The problem comes in assuming that GHG warms the surface. In fact the opposite is true. GHG cools the surface, in the same way it cools that atmosphere, by radiating LWR to space that would otherwise remain trapped in a non-radiating atmosphere.
This effect is most noticeable in the upper atmosphere, where temperatures can reach 1500C in the absence of GHG cooling.

Stephen Wilde
January 14, 2012 10:19 am

The contributor known as wayne previously summarised my position on this issue which has been in my mind for several years as a very important aspect of the climate debate.
Willis did not address wayne’s version so here it is in my words:
[SNIP: vague, wandering, unscientific, and off topic. -w.]

January 14, 2012 10:23 am

OK, I made a fool of myself with “Stefan-Boltzmann”.
My mistake.

Andy West
January 14, 2012 10:24 am

hmmm… my elevator attempt above no doubt falls apart if convection stops, as it eventually will if no photons at all can ever be emitted, as indeed roy spencer points out. Isothermic. But that calls into question the usefulness of the model, as some have noted above. If the original papers had used this model, then fair game, but Tallbloke seems to suggest this was not the case. maybe a more interesting model would be to use just nitrogen and oxygen at earth ratio and pressure. Awful lot of it, so still significant emission despite low emmissitivity.
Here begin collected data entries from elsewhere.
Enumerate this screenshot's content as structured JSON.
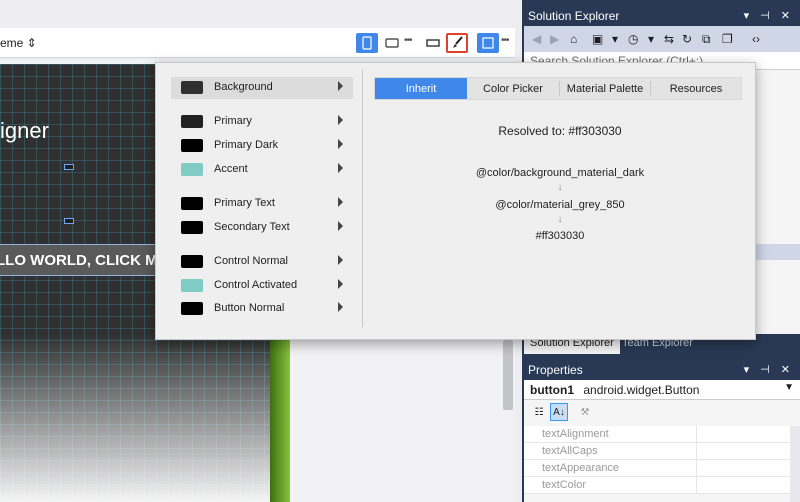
{
  "designer": {
    "theme_label": "eme ⇕",
    "phone_title": "igner",
    "phone_button": "LLO WORLD, CLICK ME"
  },
  "solution_explorer": {
    "title": "Solution Explorer",
    "search_placeholder": "Search Solution Explorer (Ctrl+;)",
    "tabs": [
      "Solution Explorer",
      "Team Explorer"
    ]
  },
  "properties": {
    "title": "Properties",
    "object_name": "button1",
    "object_type": "android.widget.Button",
    "rows": [
      "textAlignment",
      "textAllCaps",
      "textAppearance",
      "textColor"
    ]
  },
  "theme_editor": {
    "properties": [
      {
        "label": "Background",
        "color": "#303030",
        "selected": true
      },
      {
        "label": "Primary",
        "color": "#212121",
        "selected": false
      },
      {
        "label": "Primary Dark",
        "color": "#000000",
        "selected": false
      },
      {
        "label": "Accent",
        "color": "#80cbc4",
        "selected": false
      },
      {
        "label": "Primary Text",
        "color": "#000000",
        "selected": false
      },
      {
        "label": "Secondary Text",
        "color": "#000000",
        "selected": false
      },
      {
        "label": "Control Normal",
        "color": "#000000",
        "selected": false
      },
      {
        "label": "Control Activated",
        "color": "#80cbc4",
        "selected": false
      },
      {
        "label": "Button Normal",
        "color": "#000000",
        "selected": false
      }
    ],
    "tabs": [
      "Inherit",
      "Color Picker",
      "Material Palette",
      "Resources"
    ],
    "active_tab": "Inherit",
    "resolved_text": "Resolved to: #ff303030",
    "chain": [
      "@color/background_material_dark",
      "@color/material_grey_850",
      "#ff303030"
    ],
    "chain_arrow": "↓"
  },
  "colors": {
    "accent_blue": "#3f87e8",
    "vs_dark": "#293955",
    "selected_border": "#e0422f"
  }
}
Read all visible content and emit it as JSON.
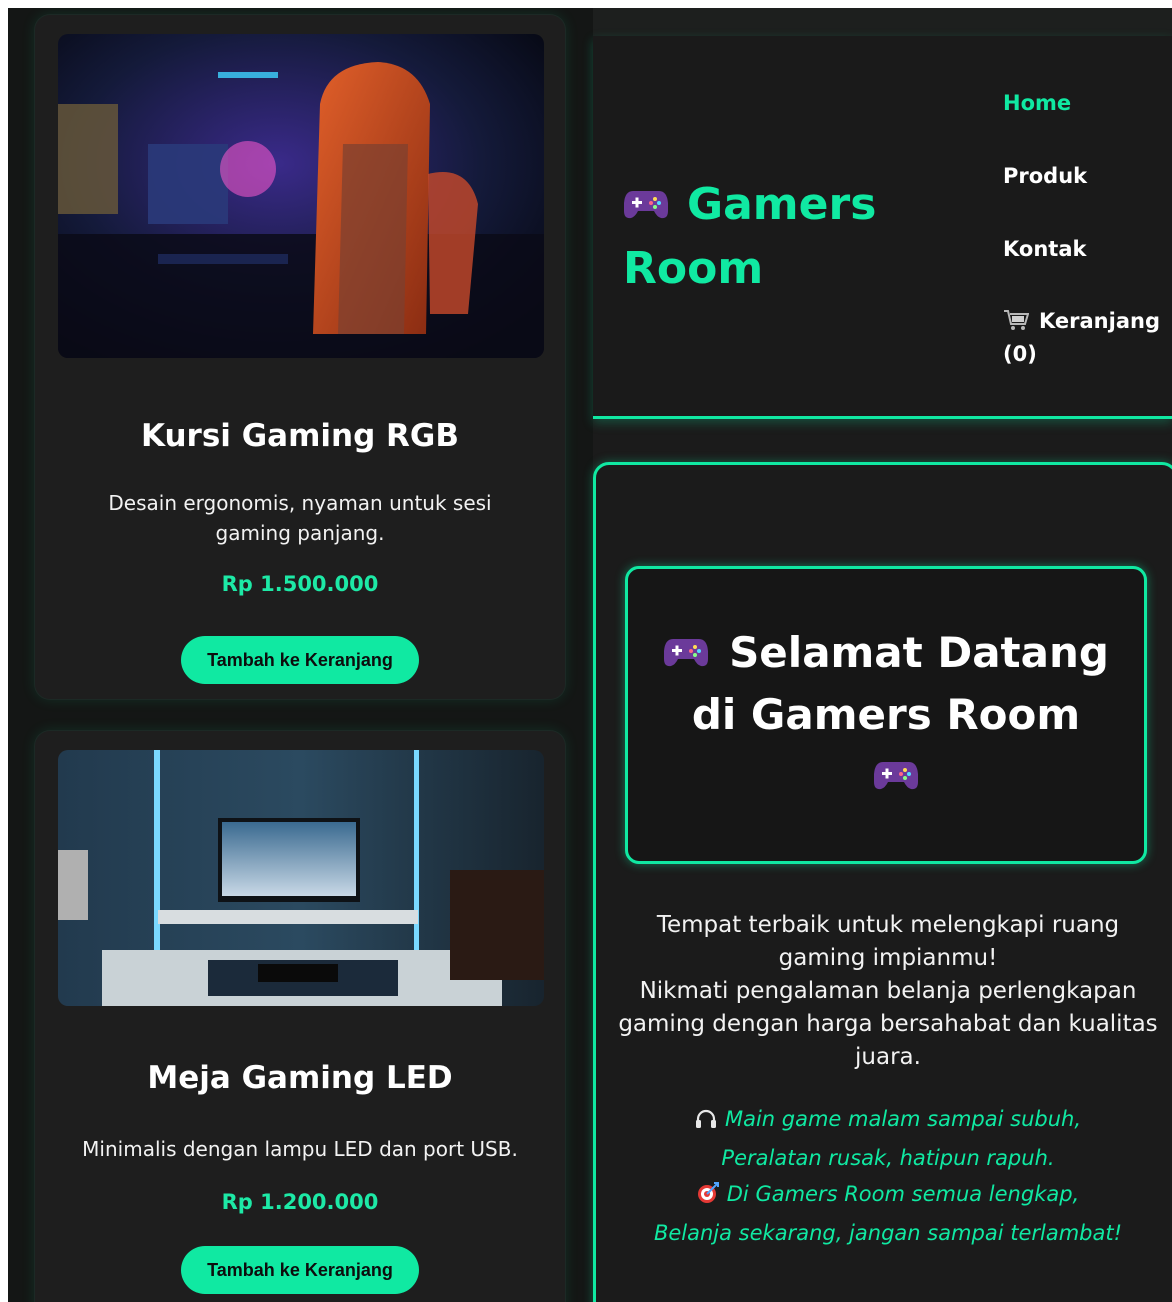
{
  "brand": {
    "line1": "Gamers",
    "line2": "Room",
    "icon": "gamepad-icon",
    "accent": "#10e9a2"
  },
  "nav": {
    "home": "Home",
    "produk": "Produk",
    "kontak": "Kontak",
    "cart_label": "Keranjang",
    "cart_count": "(0)"
  },
  "hero": {
    "title_line1": "Selamat Datang",
    "title_line2": "di Gamers Room",
    "text_line1": "Tempat terbaik untuk melengkapi ruang gaming impianmu!",
    "text_line2": "Nikmati pengalaman belanja perlengkapan gaming dengan harga bersahabat dan kualitas juara.",
    "poem": [
      "Main game malam sampai subuh,",
      "Peralatan rusak, hatipun rapuh.",
      "Di Gamers Room semua lengkap,",
      "Belanja sekarang, jangan sampai terlambat!"
    ]
  },
  "products": [
    {
      "name": "Kursi Gaming RGB",
      "desc": "Desain ergonomis, nyaman untuk sesi gaming panjang.",
      "price": "Rp 1.500.000",
      "button": "Tambah ke Keranjang"
    },
    {
      "name": "Meja Gaming LED",
      "desc": "Minimalis dengan lampu LED dan port USB.",
      "price": "Rp 1.200.000",
      "button": "Tambah ke Keranjang"
    }
  ]
}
Just a thought…

Capo
January 14, 2012 10:39 am

Willis
Your proof is of course correct. Did you realize why Jelbring and N&Z-“theories” give quite nice values? The deeper reason is the lapse rate, the dry lapse rate given by g/c_p. There it is, the effect of gravity. The “theories” are equivalent to lapse rate calculation, but they miss the central point: Where to start with, what is the right height h?
The answer ist given by ghg-theory: it’s the height, where the ghg-concentration is optical thin enough, that IR-radiation is able to escape to space.
(Therefore I like the following explanation of GHG-theory more: Adding more GHGs will elevate the level, where radiation can escape to space. It’s colder there, so earth emits less energy than it receives. The atmosphere will warm, until it radiates in the elevated level the same energy as before.)
Another indirect proof:
Imagine a planet moving around a black hole or wandering through empty space without a star like the sun. According to Jelbring or N&Z this planet should have the same temperatur as the planet moving around the sun. Nonsense.